Not a sequel: Producer Charles Roven told Vulture director Jenkins is "determined that this movie should be the next iteration of Wonder Woman but not a sequel." He notes the movie is set in a completely different time frame and tells a very different story than the original. Maybe that explains how Steve Trevor returns -- it's a new iteration where he didn't die.

To the Max
In October 2019, director Patty Jenkins confirmed that Pedro Pascal will play villain Maxwell Lord.  In the Wonder Woman comics, Lord is a human businessman who can control others' minds. Jenkins and Pascal worked together on the 2015 TV movie Exposed. Game of Thrones fans will know Pascal for his role as dashing but doomed Oberyn Martell. He's seen in the trailer as an infomercial king.

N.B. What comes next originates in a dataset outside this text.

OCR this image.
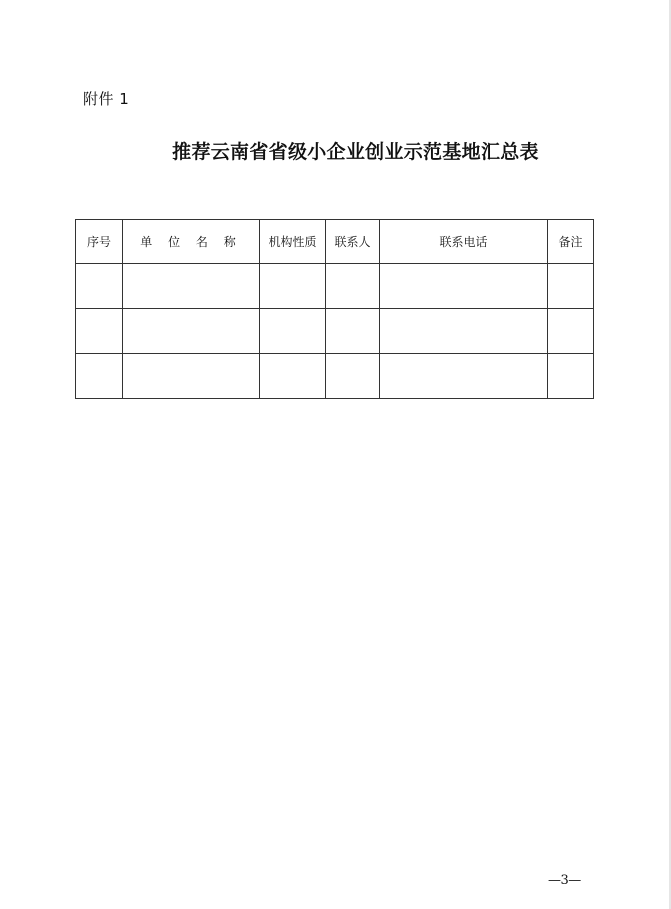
附件 1
推荐云南省省级小企业创业示范基地汇总表
序号	单 位 名 称	机构性质	联系人	联系电话	备注

—3—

Totally awesome '80s: The film is set in 1984, the year of the Los Angeles Olympics. To get into the 1980s spirit, the cast also posed for a photo that mimics the poster for John Hughes' 1985 hit The Breakfast Club.

Pining for Pine: Yes, Chris Pine, who played Steve Trevor in the first film, is back, despite apparently dying in the first film. But anything goes in comic resurrections (just ask thawed-out Captain America over at Marvel). And now that he's shown up in the first trailer, we're left to wonder exactly how he makes his return.